Prof. discusses demography, medical care
Connections between medical treatment and ethnicity, gender and geographic areas will be discussed by Dartmouth medical Prof. John Wennberg tomorrow in a lecture titled “Physician Practice Variation: What it is, Why it is and What Next?” sponsored by the Medical School. The discussion will be at the Ford Auditorium at noon.
Lecture explores Cambodian history
David Chandler, a history professor at Georgetown University, is delivering a speech titled “Cambodia Shadowed By Its Past.” The event, sponsored by the Center for Southeast Asian Studies, begins at 2 p.m. in Room 1644 at the School of Social Work Building.
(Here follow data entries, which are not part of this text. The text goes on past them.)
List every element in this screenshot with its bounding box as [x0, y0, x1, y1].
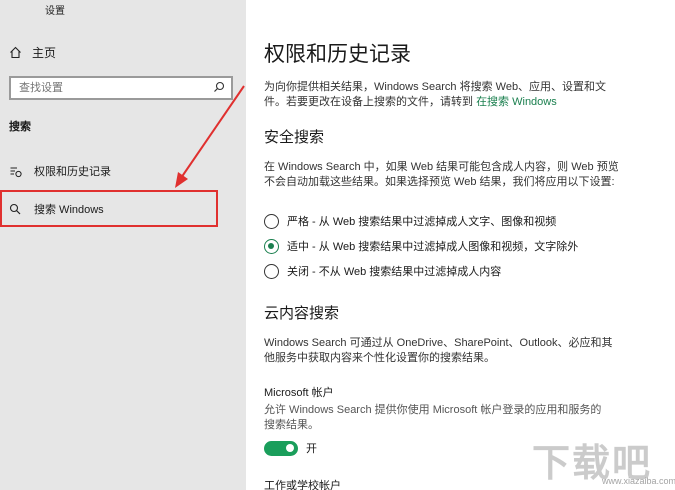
radio-label: 关闭 - 不从 Web 搜索结果中过滤掉成人内容 [287, 266, 502, 278]
microsoft-account-toggle[interactable] [264, 440, 298, 456]
radio-button-selected[interactable] [264, 238, 279, 254]
radio-label: 适中 - 从 Web 搜索结果中过滤掉成人图像和视频，文字除外 [287, 241, 579, 253]
radio-label: 严格 - 从 Web 搜索结果中过滤掉成人文字、图像和视频 [287, 216, 557, 228]
watermark: 下载吧 www.xiazaiba.com [532, 432, 675, 487]
radio-button[interactable] [264, 213, 279, 229]
microsoft-account-label: Microsoft 帐户 [264, 387, 334, 399]
safe-search-heading: 安全搜索 [264, 129, 325, 146]
toggle-state-label: 开 [306, 443, 317, 455]
microsoft-account-description: 允许 Windows Search 提供你使用 Microsoft 帐户登录的应… [264, 404, 602, 431]
search-windows-link[interactable]: 在搜索 Windows [476, 96, 557, 108]
page-description: 为向你提供相关结果，Windows Search 将搜索 Web、应用、设置和文… [264, 80, 614, 110]
safe-search-option-strict[interactable]: 严格 - 从 Web 搜索结果中过滤掉成人文字、图像和视频 [264, 213, 556, 229]
work-school-account-label: 工作或学校帐户 [264, 480, 341, 490]
radio-button[interactable] [264, 263, 279, 279]
safe-search-option-moderate[interactable]: 适中 - 从 Web 搜索结果中过滤掉成人图像和视频，文字除外 [264, 238, 578, 254]
cloud-search-description: Windows Search 可通过从 OneDrive、SharePoint、… [264, 337, 613, 364]
watermark-url: www.xiazaiba.com [602, 476, 675, 486]
microsoft-account-toggle-row[interactable]: 开 [264, 440, 317, 456]
cloud-search-heading: 云内容搜索 [264, 305, 340, 322]
safe-search-description: 在 Windows Search 中，如果 Web 结果可能包含成人内容，则 W… [264, 161, 619, 188]
safe-search-option-off[interactable]: 关闭 - 不从 Web 搜索结果中过滤掉成人内容 [264, 263, 501, 279]
page-title: 权限和历史记录 [264, 43, 411, 66]
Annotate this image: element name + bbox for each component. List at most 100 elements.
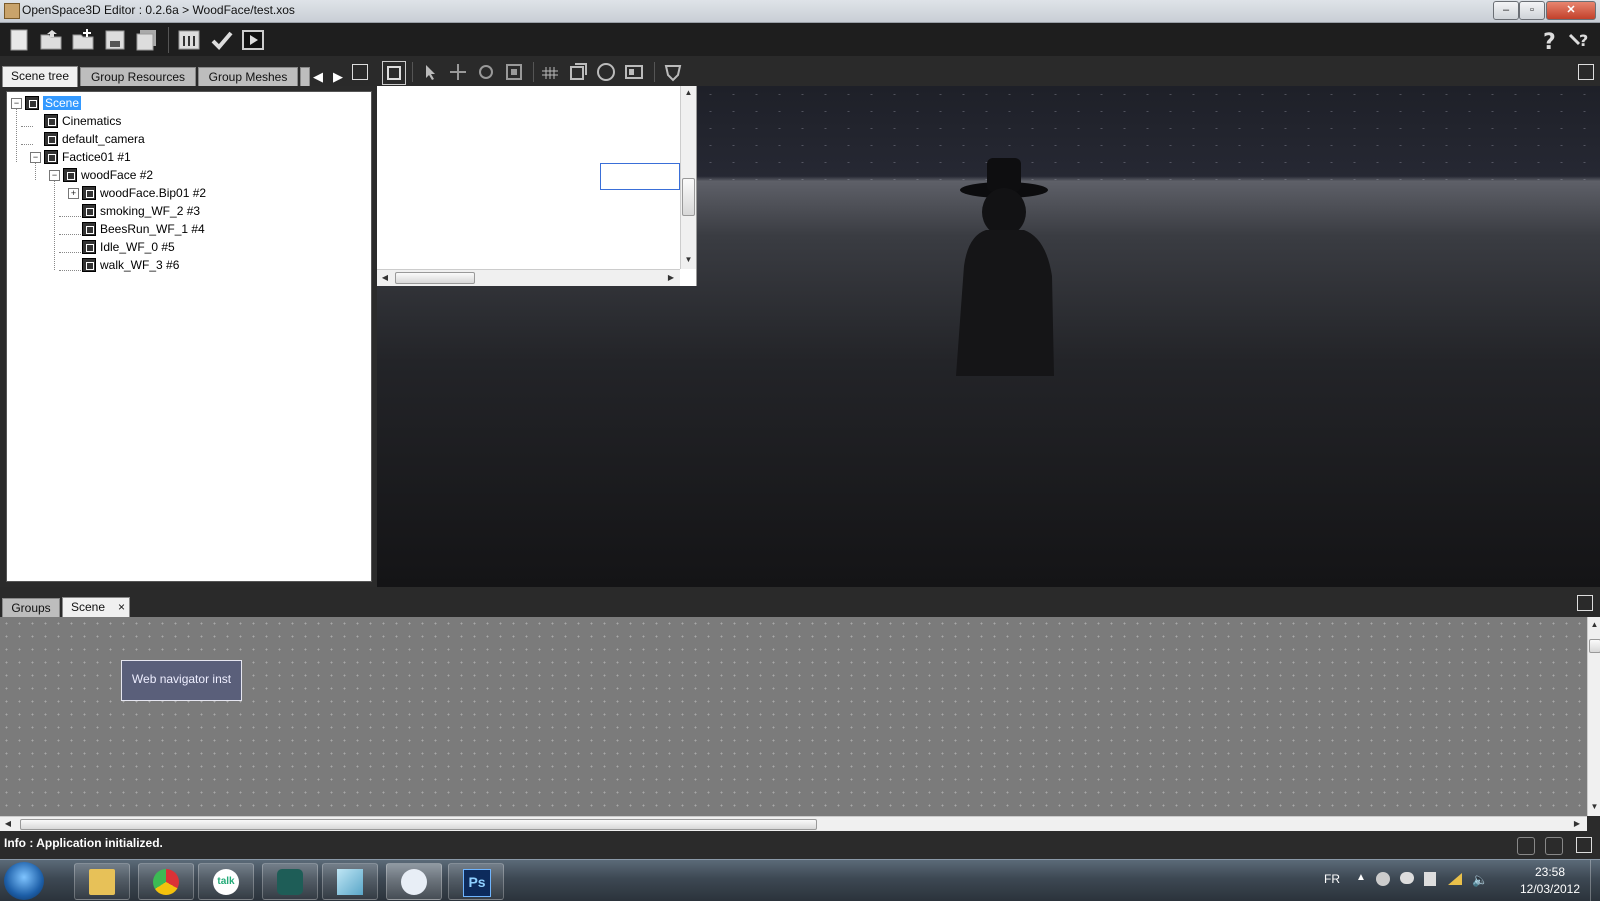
close-tab-icon[interactable]: × [118,598,125,616]
volume-icon[interactable]: 🔈 [1472,872,1488,888]
tree-node-idle-wf0[interactable]: Idle_WF_0 #5 [82,238,175,256]
canvas-horizontal-scrollbar[interactable]: ◀ ▶ [0,816,1587,832]
taskbar-openspace[interactable] [386,863,442,900]
steam-tray-icon[interactable] [1376,872,1390,886]
tree-node-factice01[interactable]: Factice01 #1 [44,148,131,166]
web-horizontal-scrollbar[interactable]: ◀ ▶ [377,269,680,286]
scroll-up-icon[interactable]: ▲ [1588,619,1600,631]
run-player-icon[interactable] [240,27,266,53]
scroll-up-icon[interactable]: ▲ [681,87,696,99]
tree-node-cinematics[interactable]: Cinematics [44,112,121,130]
undock-status-icon[interactable] [1576,837,1592,853]
language-indicator[interactable]: FR [1324,872,1340,886]
web-navigator-node[interactable]: Web navigator inst [121,660,242,701]
openspace-icon [401,869,427,895]
undock-panel-icon[interactable] [352,64,368,80]
log-icon[interactable] [1517,837,1535,855]
tree-node-woodface-bip01[interactable]: woodFace.Bip01 #2 [82,184,206,202]
undock-viewport-icon[interactable] [1578,64,1594,80]
tab-groups[interactable]: Groups [2,598,60,617]
grid-toggle-icon[interactable] [539,61,561,83]
add-folder-icon[interactable] [70,27,96,53]
scroll-left-icon[interactable]: ◀ [2,818,14,830]
web-text-field[interactable] [600,163,680,190]
undock-bottom-panel-icon[interactable] [1577,595,1593,611]
move-tool-icon[interactable] [447,61,469,83]
scroll-thumb[interactable] [395,272,475,284]
save-icon[interactable] [102,27,128,53]
title-bar: OpenSpace3D Editor : 0.2.6a > WoodFace/t… [0,0,1600,23]
toolbar-separator [412,62,413,82]
scale-tool-icon[interactable] [503,61,525,83]
scroll-right-icon[interactable]: ▶ [1571,818,1583,830]
clock-time[interactable]: 23:58 [1510,865,1590,879]
web-vertical-scrollbar[interactable]: ▲ ▼ [680,86,696,269]
taskbar-talk[interactable]: talk [198,863,254,900]
tab-scroll-right-icon[interactable]: ▶ [333,69,343,85]
collapse-woodface-icon[interactable]: − [49,170,60,181]
scroll-left-icon[interactable]: ◀ [379,272,391,284]
device-tray-icon[interactable] [1424,872,1436,886]
tab-scene-tree[interactable]: Scene tree [2,66,78,87]
tree-node-smoking-wf2[interactable]: smoking_WF_2 #3 [82,202,200,220]
taskbar-photoshop[interactable]: Ps [448,863,504,900]
svg-text:?: ? [1579,31,1588,50]
close-window-button[interactable]: ✕ [1546,1,1596,20]
tab-group-resources[interactable]: Group Resources [80,67,196,86]
new-file-icon[interactable] [6,27,32,53]
scroll-thumb[interactable] [682,178,695,216]
build-tools-icon[interactable] [208,27,234,53]
tree-node-beesrun-wf1[interactable]: BeesRun_WF_1 #4 [82,220,205,238]
tree-node-walk-wf3[interactable]: walk_WF_3 #6 [82,256,179,274]
tree-node-woodface[interactable]: woodFace #2 [63,166,153,184]
show-hidden-icons-icon[interactable]: ▲ [1356,872,1366,883]
sphere-view-icon[interactable] [595,61,617,83]
open-folder-icon[interactable] [38,27,64,53]
notepad-icon [337,869,363,895]
network-signal-icon[interactable] [1448,873,1462,885]
collapse-factice-icon[interactable]: − [30,152,41,163]
taskbar-notepad[interactable] [322,863,378,900]
save-as-icon[interactable] [134,27,160,53]
settings-panel-icon[interactable] [176,27,202,53]
scroll-thumb[interactable] [1589,639,1600,653]
scroll-down-icon[interactable]: ▼ [1588,801,1600,813]
scroll-down-icon[interactable]: ▼ [681,254,696,266]
rotate-tool-icon[interactable] [475,61,497,83]
maximize-button[interactable]: ▫ [1519,1,1545,20]
clock-date[interactable]: 12/03/2012 [1510,882,1590,896]
scroll-thumb[interactable] [20,819,817,830]
expand-bip01-icon[interactable]: + [68,188,79,199]
viewport-toolbar [377,56,1600,86]
taskbar-explorer[interactable] [74,863,130,900]
collapse-scene-icon[interactable]: − [11,98,22,109]
context-help-icon[interactable]: ? [1567,27,1593,53]
tab-group-meshes[interactable]: Group Meshes [198,67,298,86]
tree-node-default-camera[interactable]: default_camera [44,130,145,148]
scene-tree[interactable]: − − − + Scene Cinematics default_camera … [6,91,372,582]
scroll-right-icon[interactable]: ▶ [665,272,677,284]
bounding-box-icon[interactable] [567,61,589,83]
tree-node-scene[interactable]: Scene [25,94,82,112]
tab-scene[interactable]: Scene × [62,597,130,617]
taskbar-app-s[interactable] [262,863,318,900]
select-tool-icon[interactable] [419,61,441,83]
minimize-button[interactable]: – [1493,1,1519,20]
chat-tray-icon[interactable] [1400,872,1414,884]
render-mode-icon[interactable] [623,61,645,83]
canvas-vertical-scrollbar[interactable]: ▲ ▼ [1587,617,1600,816]
status-bar: Info : Application initialized. [0,831,1600,859]
network-icon[interactable] [1545,837,1563,855]
help-icon[interactable]: ? [1537,27,1563,55]
main-toolbar: ? ? [0,23,1600,57]
camera-view-icon[interactable] [382,61,406,85]
web-navigator-view[interactable]: ▲ ▼ ◀ ▶ [377,86,697,286]
link-editor-canvas[interactable] [0,617,1587,816]
show-desktop-button[interactable] [1590,860,1600,901]
dummy-node-icon [44,150,58,164]
tab-scroll-left-icon[interactable]: ◀ [313,69,323,85]
physics-icon[interactable] [662,61,684,83]
start-button[interactable] [4,862,44,900]
taskbar-chrome[interactable] [138,863,194,900]
tab-overflow[interactable] [300,67,310,86]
Citizenship in the 21st century to highlight lecture
Harry Boyte, prominent democratic theory and civil society scholar from the University of Minnesota Humphrey Institute of Public Affairs, will be on campus tomorrow in an event sponsored by the Center for Learning Through Community Service. Boyte’s lecture, “A Different Kind of Politics: John Dewey and the Meaning of Citizenship in the 21st Century,” will be at the Vandenberg Room of the Michigan League tomorrow at 3 p.m.
Japanese film portrays adultery, mid-life crises
The Center for Japanese Studies will be showing Yoshimitsu Morita’s 1997 film “Lost Paradise” tomorrow. The film follows a middle-aged man, unhappy with his unresponsive wife, begins an adulterous affair. The film begins at 7 p.m. in Lorch Hall. There will be English subtitles.
Men’s Glee Club doubleheader showcases variety
The Men’s Glee Club, the second oldest college chorus in the country, will be led by Stephen Lusman during their Saturday night performances. Both concerts will feature pieces western and spiritual numbers. The Friars, an octet subset of the Glee Club, will also perform. The concerts are at 6 and 9 p.m. in Rackham Auditorium. Student tickets bought with valid identification cost $5.
Arabic calligraphy instructor shares artistic secrets
Renowned University Arabic calligraphy instructor Khaled al-Saa’i will discuss and demonstrate his artwork on Sunday. The event is in conjunction with the Museum of Art’s exhibition of al-Saa’i’s work. The instructional series will be at the Museum of Art on Sunday at 1:30 p.m.
Tuba ensemble plays in recital
Fritz Kaenzig, tuba professor at the School of Music, will be conducting the Euphonium and Tuba Ensemble Sunday afternoon at 3 p.m. The ensemble will perform works by John Stevens, Rossini, Frescobaldi, Mozart, Respighi and Elizabeth Raum. The concert is at the Music School Recital Hall.
Expert analyzes Chinese influence in Japanese art
Maribeth Graybill, the senior Asian art Curator the Museum of Art, will discuss the current exhibit “Japanese Visions of China.” The event is Sunday at 3 p.m. at the Museum of Art.
Christian Science lecture explores safety, spirituality
Christian Science Lecturer Barbara Fife will speak Monday evening on the issues of protection and safety through prayer and spirituality. The event is sponsored by the Christian Science Organization. Her lecture will be held in the Hussey Room of the Michigan League, at 7:30 p.m.
Lecture discusses disability studies
Susan Schweik, an English professor at the University of California will be on campus Monday for a lecture titled, “The Ugly Laws of Disability Studies.” Schweik will explore the history and evolution of disability laws in addition to society’s perception of disable people. The rise of disability studies will also be discussed. The lecture is sponsored by the Council for Disability Concerns and begins at 4 p.m. in the Founders’ Room in the Alumni Center.